OPINION: Improve your photography skills

Up your photo game with these simple tricks



Depth of field, lighting — all of these factors play into the ideal photo.


The semester is coming to a close, and winter break is upon us. Finally, multiple weeks of little-to-no schoolwork or exams. However, this winter break will be different compared to other years because we will be social distancing and not as many holiday events are planned.

Winter break is the perfect time to learn a new hobby, such as photography. You can do it easily by yourself or with others in your household, and all you need is a device that’s able to take pictures.

Andy Burk, a sophomore civil engineering major, said he originally started taking pictures with his phone. He began taking photography seriously when he purchased his first camera during high school.

Many of us enjoy taking sunset pictures, taking pictures of the snow falling with trees in the background or having photoshoots with our friends. Oftentimes we use our phones and post pictures to social media platforms to share with people. Sometimes the picture may not look the best, but there are different techniques and skills to be learned to help improve the images we take.

“[For] at least five years I was just doing it on my phone,” Burk said. “You can still practice the rules of framing without all the lighting difficulties. You can still make stuff happen.”

Nikolai Sublett, second-year neuroscience pre-med major, said students interested in photography should start with the basics and take photos with their phones.

It’s unnecessary to buy any extra, expensive items to improve your skills. Use what is easily available to you whether it be your smartphone or an old working digital camera from 10 years ago.
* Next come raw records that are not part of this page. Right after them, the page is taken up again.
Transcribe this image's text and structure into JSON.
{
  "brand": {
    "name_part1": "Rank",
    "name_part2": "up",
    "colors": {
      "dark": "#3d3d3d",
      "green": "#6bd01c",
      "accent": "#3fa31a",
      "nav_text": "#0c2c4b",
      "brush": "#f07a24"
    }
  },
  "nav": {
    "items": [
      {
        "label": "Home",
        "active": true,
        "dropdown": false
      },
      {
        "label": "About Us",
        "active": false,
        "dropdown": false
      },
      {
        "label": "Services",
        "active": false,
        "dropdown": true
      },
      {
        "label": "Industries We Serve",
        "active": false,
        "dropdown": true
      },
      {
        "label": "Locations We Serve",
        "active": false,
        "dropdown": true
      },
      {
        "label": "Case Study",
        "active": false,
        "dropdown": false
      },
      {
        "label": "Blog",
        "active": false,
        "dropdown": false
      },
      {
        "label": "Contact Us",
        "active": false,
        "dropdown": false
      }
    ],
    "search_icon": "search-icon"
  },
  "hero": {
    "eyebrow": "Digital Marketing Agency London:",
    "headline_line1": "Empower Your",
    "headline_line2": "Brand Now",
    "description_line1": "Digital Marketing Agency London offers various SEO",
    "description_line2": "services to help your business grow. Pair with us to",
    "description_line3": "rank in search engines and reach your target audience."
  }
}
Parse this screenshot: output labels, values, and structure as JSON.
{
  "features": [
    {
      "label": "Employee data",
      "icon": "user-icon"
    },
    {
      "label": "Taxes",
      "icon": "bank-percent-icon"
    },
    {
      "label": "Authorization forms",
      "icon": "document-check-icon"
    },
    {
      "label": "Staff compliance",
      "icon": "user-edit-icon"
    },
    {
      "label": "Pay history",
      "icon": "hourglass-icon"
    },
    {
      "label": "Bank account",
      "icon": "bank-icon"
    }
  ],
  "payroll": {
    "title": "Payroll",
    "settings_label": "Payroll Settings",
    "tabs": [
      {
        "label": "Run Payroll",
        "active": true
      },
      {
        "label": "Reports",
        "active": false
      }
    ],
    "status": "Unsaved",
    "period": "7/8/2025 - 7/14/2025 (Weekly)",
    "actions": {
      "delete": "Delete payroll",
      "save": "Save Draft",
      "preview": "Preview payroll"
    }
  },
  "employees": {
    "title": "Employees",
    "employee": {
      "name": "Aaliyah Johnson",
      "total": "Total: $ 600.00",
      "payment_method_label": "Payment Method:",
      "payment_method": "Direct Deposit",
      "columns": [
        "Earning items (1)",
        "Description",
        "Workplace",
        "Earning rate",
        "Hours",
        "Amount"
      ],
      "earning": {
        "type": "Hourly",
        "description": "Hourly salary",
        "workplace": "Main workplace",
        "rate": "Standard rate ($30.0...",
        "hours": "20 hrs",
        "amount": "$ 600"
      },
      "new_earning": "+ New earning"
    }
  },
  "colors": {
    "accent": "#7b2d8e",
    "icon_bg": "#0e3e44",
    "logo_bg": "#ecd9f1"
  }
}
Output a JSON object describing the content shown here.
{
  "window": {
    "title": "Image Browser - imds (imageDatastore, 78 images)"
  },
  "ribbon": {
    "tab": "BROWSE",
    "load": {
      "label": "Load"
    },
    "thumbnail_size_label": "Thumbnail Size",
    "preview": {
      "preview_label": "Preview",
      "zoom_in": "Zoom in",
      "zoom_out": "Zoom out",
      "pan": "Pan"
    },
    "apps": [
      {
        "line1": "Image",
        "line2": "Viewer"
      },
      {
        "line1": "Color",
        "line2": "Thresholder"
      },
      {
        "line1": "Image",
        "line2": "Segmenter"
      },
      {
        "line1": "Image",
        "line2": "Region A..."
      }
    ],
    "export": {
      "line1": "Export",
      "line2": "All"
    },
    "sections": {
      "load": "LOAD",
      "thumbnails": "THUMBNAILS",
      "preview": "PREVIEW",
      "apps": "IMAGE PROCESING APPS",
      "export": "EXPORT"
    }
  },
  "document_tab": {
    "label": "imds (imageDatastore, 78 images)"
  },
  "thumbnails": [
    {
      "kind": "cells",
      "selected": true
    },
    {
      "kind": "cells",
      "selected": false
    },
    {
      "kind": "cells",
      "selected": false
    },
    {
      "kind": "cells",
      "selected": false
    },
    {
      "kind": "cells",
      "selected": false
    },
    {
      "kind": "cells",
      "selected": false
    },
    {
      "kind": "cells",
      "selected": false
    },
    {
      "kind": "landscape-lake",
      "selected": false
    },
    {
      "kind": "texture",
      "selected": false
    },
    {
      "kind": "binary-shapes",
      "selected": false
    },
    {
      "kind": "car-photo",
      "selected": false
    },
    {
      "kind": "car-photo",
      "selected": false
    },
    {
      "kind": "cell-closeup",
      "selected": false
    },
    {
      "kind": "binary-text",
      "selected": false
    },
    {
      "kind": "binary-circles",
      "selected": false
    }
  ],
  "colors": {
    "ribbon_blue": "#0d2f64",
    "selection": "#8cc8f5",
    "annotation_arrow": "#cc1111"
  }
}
There are a lot of ways to create a unique and great image.

Sublett said one of the most important things about photography is experimenting.

“You are going to take probably thousands and thousands and thousands of photos [that] you are going to look at that are just going to be awful,” Sublett said. “But at the end of the day, you might have 15 that you’ll look at and be like ‘That’s epic.’”

When trying to become better at any sort of hobby or skill, there is trial and error. The only way to improve is to learn from your failures and mistakes. When you experiment with photography, you learn more about lighting and the best angles for taking images. By taking a variety of different types of photographs, you will eventually have the perfect image.

“If you get the right angle and the right lighting and the right perspective, you could make it something beautiful,” Sublett said.

There is plenty of hobbies to learn and explore, but photography is one of the more exciting and interesting ones in today’s society. Whether it be a portrait, a picture of nature, or a background with the right amount of light, every image tells a story. Pick up a camera and share one of your own stories with the world.